Insurers call for government assistance with adaptation efforts
9 September 2010
Government action is required if the insurance industry is to realise its potential to help developing countries adapt to climate change, according to a statement backed by more than 100 leading insurance companies.
“Without a suitable enabling economic and regulatory framework, insurance risk management mechanisms are falling considerably short of their potential to deliver adaptation benefits,” said the UN Environment Programme Finance Initiative (UNEP FI) in a paper accompanying the statement.
“Our risk management initiatives are not having the impact they could have at present,” admitted Tom Bolt, director of performance management at Lloyd’s of London, which hosted the launch.
In addition to UNEP FI, the statement was also backed by three groups of insurers: the Geneva Association, The Munich Climate Insurance Initiative and ClimateWise. “Insurers have much to offer but this potential can only be leveraged through a partnership approach with governments,” Andrew Torrance, CEO of Allianz Insurance and chairman of ClimateWise.
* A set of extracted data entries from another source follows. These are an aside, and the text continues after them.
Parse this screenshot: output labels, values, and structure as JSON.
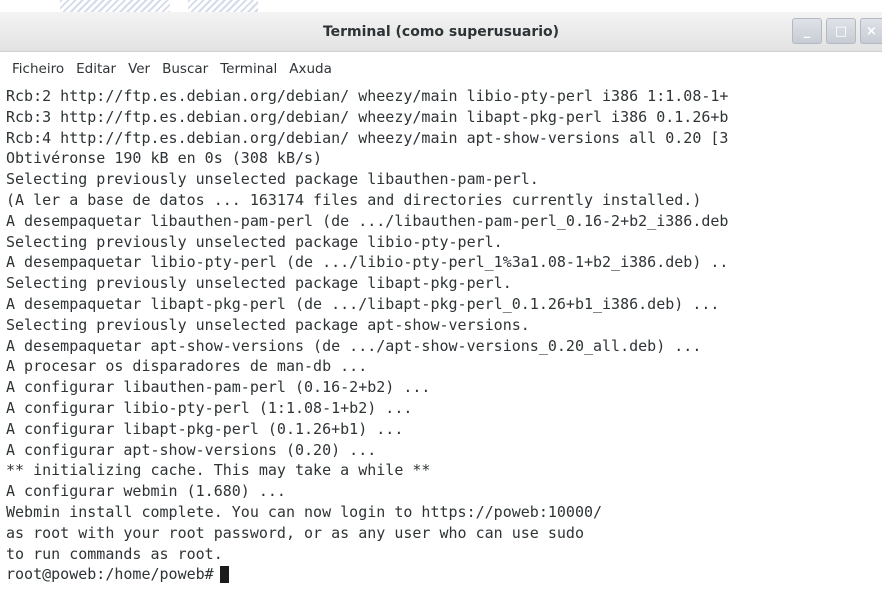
{
  "window": {
    "title": "Terminal (como superusuario)",
    "controls": {
      "minimize": "_",
      "maximize": "□",
      "close": "×"
    }
  },
  "menu": [
    "Ficheiro",
    "Editar",
    "Ver",
    "Buscar",
    "Terminal",
    "Axuda"
  ],
  "terminal": {
    "lines": [
      "Rcb:2 http://ftp.es.debian.org/debian/ wheezy/main libio-pty-perl i386 1:1.08-1+",
      "Rcb:3 http://ftp.es.debian.org/debian/ wheezy/main libapt-pkg-perl i386 0.1.26+b",
      "Rcb:4 http://ftp.es.debian.org/debian/ wheezy/main apt-show-versions all 0.20 [3",
      "Obtivéronse 190 kB en 0s (308 kB/s)",
      "Selecting previously unselected package libauthen-pam-perl.",
      "(A ler a base de datos ... 163174 files and directories currently installed.)",
      "A desempaquetar libauthen-pam-perl (de .../libauthen-pam-perl_0.16-2+b2_i386.deb",
      "Selecting previously unselected package libio-pty-perl.",
      "A desempaquetar libio-pty-perl (de .../libio-pty-perl_1%3a1.08-1+b2_i386.deb) ..",
      "Selecting previously unselected package libapt-pkg-perl.",
      "A desempaquetar libapt-pkg-perl (de .../libapt-pkg-perl_0.1.26+b1_i386.deb) ...",
      "Selecting previously unselected package apt-show-versions.",
      "A desempaquetar apt-show-versions (de .../apt-show-versions_0.20_all.deb) ...",
      "A procesar os disparadores de man-db ...",
      "A configurar libauthen-pam-perl (0.16-2+b2) ...",
      "A configurar libio-pty-perl (1:1.08-1+b2) ...",
      "A configurar libapt-pkg-perl (0.1.26+b1) ...",
      "A configurar apt-show-versions (0.20) ...",
      "** initializing cache. This may take a while **",
      "A configurar webmin (1.680) ...",
      "Webmin install complete. You can now login to https://poweb:10000/",
      "as root with your root password, or as any user who can use sudo",
      "to run commands as root."
    ],
    "prompt": "root@poweb:/home/poweb#"
  }
}
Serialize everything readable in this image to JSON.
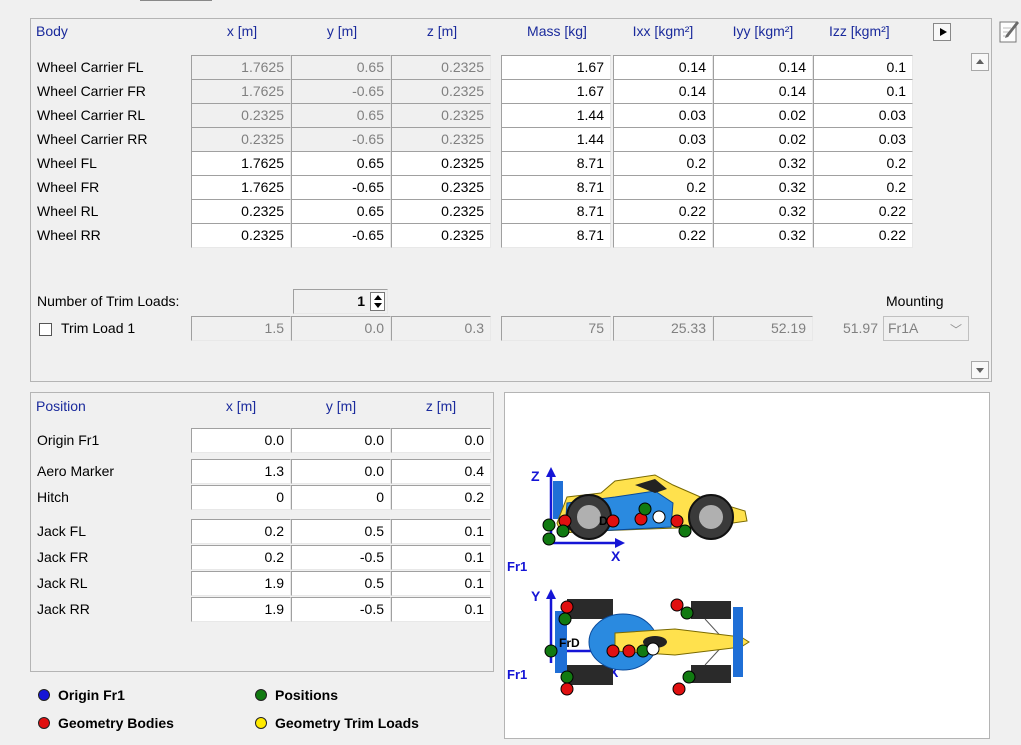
{
  "colors": {
    "header_text": "#1a2a9c",
    "blue": "#1515d6",
    "red": "#e01010",
    "green": "#117a11",
    "yellow": "#ffea00"
  },
  "body_table": {
    "headers": {
      "name": "Body",
      "x": "x [m]",
      "y": "y [m]",
      "z": "z [m]",
      "mass": "Mass [kg]",
      "ixx": "Ixx [kgm²]",
      "iyy": "Iyy [kgm²]",
      "izz": "Izz [kgm²]"
    },
    "rows": [
      {
        "name": "Wheel Carrier FL",
        "x": "1.7625",
        "y": "0.65",
        "z": "0.2325",
        "mass": "1.67",
        "ixx": "0.14",
        "iyy": "0.14",
        "izz": "0.1",
        "pos_readonly": true
      },
      {
        "name": "Wheel Carrier FR",
        "x": "1.7625",
        "y": "-0.65",
        "z": "0.2325",
        "mass": "1.67",
        "ixx": "0.14",
        "iyy": "0.14",
        "izz": "0.1",
        "pos_readonly": true
      },
      {
        "name": "Wheel Carrier RL",
        "x": "0.2325",
        "y": "0.65",
        "z": "0.2325",
        "mass": "1.44",
        "ixx": "0.03",
        "iyy": "0.02",
        "izz": "0.03",
        "pos_readonly": true
      },
      {
        "name": "Wheel Carrier RR",
        "x": "0.2325",
        "y": "-0.65",
        "z": "0.2325",
        "mass": "1.44",
        "ixx": "0.03",
        "iyy": "0.02",
        "izz": "0.03",
        "pos_readonly": true
      },
      {
        "name": "Wheel FL",
        "x": "1.7625",
        "y": "0.65",
        "z": "0.2325",
        "mass": "8.71",
        "ixx": "0.2",
        "iyy": "0.32",
        "izz": "0.2",
        "pos_readonly": false
      },
      {
        "name": "Wheel FR",
        "x": "1.7625",
        "y": "-0.65",
        "z": "0.2325",
        "mass": "8.71",
        "ixx": "0.2",
        "iyy": "0.32",
        "izz": "0.2",
        "pos_readonly": false
      },
      {
        "name": "Wheel RL",
        "x": "0.2325",
        "y": "0.65",
        "z": "0.2325",
        "mass": "8.71",
        "ixx": "0.22",
        "iyy": "0.32",
        "izz": "0.22",
        "pos_readonly": false
      },
      {
        "name": "Wheel RR",
        "x": "0.2325",
        "y": "-0.65",
        "z": "0.2325",
        "mass": "8.71",
        "ixx": "0.22",
        "iyy": "0.32",
        "izz": "0.22",
        "pos_readonly": false
      }
    ],
    "trim_loads_label": "Number of Trim Loads:",
    "trim_loads_count": "1",
    "mounting_label": "Mounting",
    "trim_load": {
      "name": "Trim Load 1",
      "checked": false,
      "x": "1.5",
      "y": "0.0",
      "z": "0.3",
      "mass": "75",
      "ixx": "25.33",
      "iyy": "52.19",
      "izz": "51.97",
      "mounting": "Fr1A"
    }
  },
  "position_table": {
    "headers": {
      "name": "Position",
      "x": "x [m]",
      "y": "y [m]",
      "z": "z [m]"
    },
    "rows": [
      {
        "name": "Origin Fr1",
        "x": "0.0",
        "y": "0.0",
        "z": "0.0"
      },
      {
        "name": "Aero Marker",
        "x": "1.3",
        "y": "0.0",
        "z": "0.4"
      },
      {
        "name": "Hitch",
        "x": "0",
        "y": "0",
        "z": "0.2"
      },
      {
        "name": "Jack FL",
        "x": "0.2",
        "y": "0.5",
        "z": "0.1"
      },
      {
        "name": "Jack FR",
        "x": "0.2",
        "y": "-0.5",
        "z": "0.1"
      },
      {
        "name": "Jack RL",
        "x": "1.9",
        "y": "0.5",
        "z": "0.1"
      },
      {
        "name": "Jack RR",
        "x": "1.9",
        "y": "-0.5",
        "z": "0.1"
      }
    ]
  },
  "legend": {
    "origin": "Origin Fr1",
    "positions": "Positions",
    "geometry_bodies": "Geometry Bodies",
    "geometry_trim_loads": "Geometry Trim Loads"
  },
  "diagram": {
    "side_axis_z": "Z",
    "side_axis_x": "X",
    "side_frame": "Fr1",
    "side_marker": "D",
    "top_axis_y": "Y",
    "top_axis_x": "X",
    "top_frame": "Fr1",
    "top_marker": "FrD"
  },
  "icons": {
    "edit": "edit-pencil-icon",
    "scroll_up": "chevron-up-icon",
    "scroll_down": "chevron-down-icon",
    "more_columns": "triangle-right-icon",
    "spinner": "spin-updown-icon",
    "dropdown": "chevron-down-icon"
  }
}
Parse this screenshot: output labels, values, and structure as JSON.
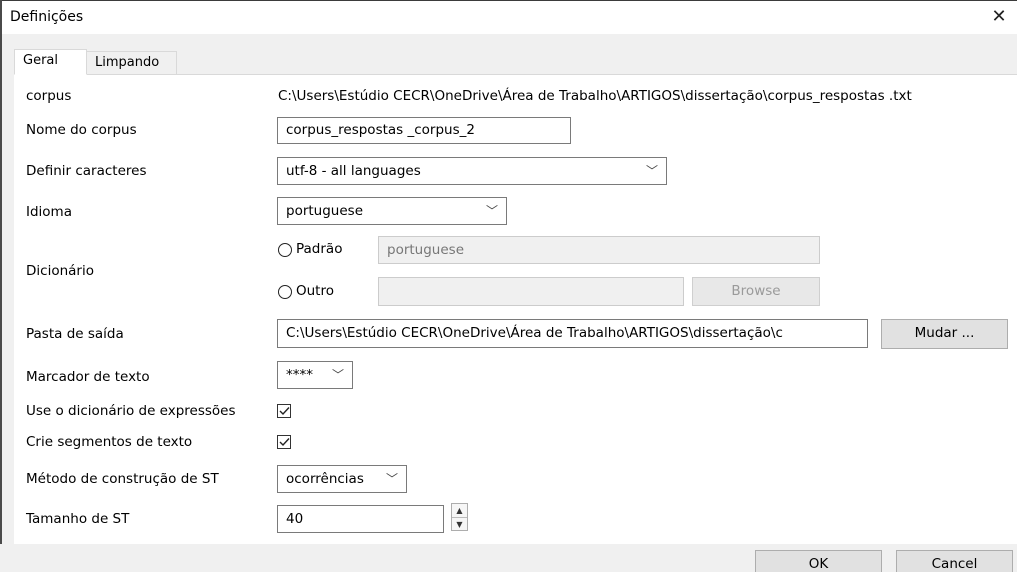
{
  "window": {
    "title": "Definições",
    "close_symbol": "✕"
  },
  "tabs": [
    {
      "label": "Geral",
      "active": true
    },
    {
      "label": "Limpando",
      "active": false
    }
  ],
  "form": {
    "corpus": {
      "label": "corpus",
      "value": "C:\\Users\\Estúdio CECR\\OneDrive\\Área de Trabalho\\ARTIGOS\\dissertação\\corpus_respostas .txt"
    },
    "nome_corpus": {
      "label": "Nome do corpus",
      "value": "corpus_respostas _corpus_2"
    },
    "caracteres": {
      "label": "Definir caracteres",
      "value": "utf-8 - all languages"
    },
    "idioma": {
      "label": "Idioma",
      "value": "portuguese"
    },
    "dicionario": {
      "label": "Dicionário",
      "padrao_label": "Padrão",
      "padrao_value": "portuguese",
      "outro_label": "Outro",
      "outro_value": "",
      "browse_label": "Browse"
    },
    "pasta_saida": {
      "label": "Pasta de saída",
      "value": "C:\\Users\\Estúdio CECR\\OneDrive\\Área de Trabalho\\ARTIGOS\\dissertação\\c",
      "button_label": "Mudar ..."
    },
    "marcador": {
      "label": "Marcador de texto",
      "value": "****"
    },
    "use_dicionario": {
      "label": "Use o dicionário de expressões",
      "checked": true
    },
    "crie_segmentos": {
      "label": "Crie segmentos de texto",
      "checked": true
    },
    "metodo_st": {
      "label": "Método de construção de ST",
      "value": "ocorrências"
    },
    "tamanho_st": {
      "label": "Tamanho de ST",
      "value": "40"
    }
  },
  "footer": {
    "ok_label": "OK",
    "cancel_label": "Cancel"
  }
}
In particular, the statement says, insurers can support adaptation efforts by:
- using their expertise to put a price on risk and develop risk reduction and risk transfer systems;
- prioritising adaptation measures;
- incentivising loss reduction;
- developing new insurance products; and
- raising awareness among the industry’s stakeholders about the potential impacts of climate change and the adaptation needs of those most at risk.
The insurers call on governments to:
- implement the risk reduction measures agreed at the 2005 World Conference on Disaster Reduction;
- provide a suitable enabling framework for risk management and insurance to function at all levels of society;
- invest in reliable risk exposure data and make it freely available; and
- act on lessons learnt about the benefits of public-private partnerships and micro-insurance schemes which reduce losses for climate risks.
But the audience of insurers pointed to other significant obstacles to the initiative. Among their comments – given under Chatham House rules which prevents speakers being identified – were:
- that developing countries differ widely in terms of the assistance they require to develop risk management and insurance systems;
- demand for insurance must be stimulated from the ‘bottom-up’, yet many people in developing countries do not understand the risks they face; and
- responsibility for disaster risk management should be taken out of governments’ emergency planning departments and relocated within major ministries.